Sure, Unforgiven is revisionist in some respects, but it tantalizing teases a few other threads that it then goes about ignoring. These threads feel more classical in nature, and several of them weigh Unforgiven down. English Bob, for instance, is a character that disrupts the narrative flow upon his introduction and then sticks around for a long while before finally paying off with a powerful monologue with Gene Hackman’s Little Bill in a jail cell. Eastwood’s “shoot the first draft” approach sometimes works in that it lends his films a distinctively odd character for all of their traditional virtues, but they also wind up with quite a bit of fat on the bones.

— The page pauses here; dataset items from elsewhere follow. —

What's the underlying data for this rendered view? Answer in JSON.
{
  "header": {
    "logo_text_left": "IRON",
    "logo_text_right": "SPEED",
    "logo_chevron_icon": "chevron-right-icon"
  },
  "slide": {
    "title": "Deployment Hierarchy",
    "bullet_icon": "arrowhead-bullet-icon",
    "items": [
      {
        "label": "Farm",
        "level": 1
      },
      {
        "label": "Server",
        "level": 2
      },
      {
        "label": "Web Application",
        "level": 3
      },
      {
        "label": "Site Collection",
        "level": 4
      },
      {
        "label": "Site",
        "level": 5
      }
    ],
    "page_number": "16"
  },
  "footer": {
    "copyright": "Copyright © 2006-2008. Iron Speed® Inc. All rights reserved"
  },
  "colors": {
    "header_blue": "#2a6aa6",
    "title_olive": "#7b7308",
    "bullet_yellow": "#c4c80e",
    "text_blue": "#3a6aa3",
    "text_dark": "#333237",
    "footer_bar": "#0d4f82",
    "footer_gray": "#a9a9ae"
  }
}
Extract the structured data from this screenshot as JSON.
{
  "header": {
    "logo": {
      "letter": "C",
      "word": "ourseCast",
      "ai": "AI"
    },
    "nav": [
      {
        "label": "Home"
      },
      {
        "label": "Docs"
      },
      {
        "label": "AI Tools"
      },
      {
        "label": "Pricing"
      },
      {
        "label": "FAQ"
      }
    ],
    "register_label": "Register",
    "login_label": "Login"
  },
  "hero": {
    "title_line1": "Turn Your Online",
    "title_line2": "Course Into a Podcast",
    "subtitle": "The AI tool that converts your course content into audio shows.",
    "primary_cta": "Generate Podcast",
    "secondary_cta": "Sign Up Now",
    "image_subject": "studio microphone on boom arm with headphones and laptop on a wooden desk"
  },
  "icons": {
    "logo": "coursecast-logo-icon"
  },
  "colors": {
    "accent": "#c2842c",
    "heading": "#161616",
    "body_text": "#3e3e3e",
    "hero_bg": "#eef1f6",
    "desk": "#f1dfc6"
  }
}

There’s also the duality at play that in the climatic shootout that puts a dent into the revisionism of mythologies at play here. Yes, it’s a stunner as filmed and edited, and one that is rightfully famous, but there’s something at odds within itself. You have the image of Hackman begging for mercy, we’ve been asked to sympathize with a misogynist that happily abuses his power over the town, so there’s something of a script-flip in that we feel a shred of empathy for the antagonist, but there’s Eastwood standing tall and mowing down a room full of people. That’s a well-known image of his career, one that he traded on from the early 60s straight through to this film’s 1992 release. This is a cinematic ceremony as most westerns and revenge films, funny how often these two overlap, frequently end in a blood soaked shootout with our unkillable hero emerging from it all unscathed. Unforgiven wants to subvert the tropes it ends up celebrating, and it was just daring enough to finally bring Eastwood respectability and awards recognition.
I guess Unforgiven does have a happy ending after all.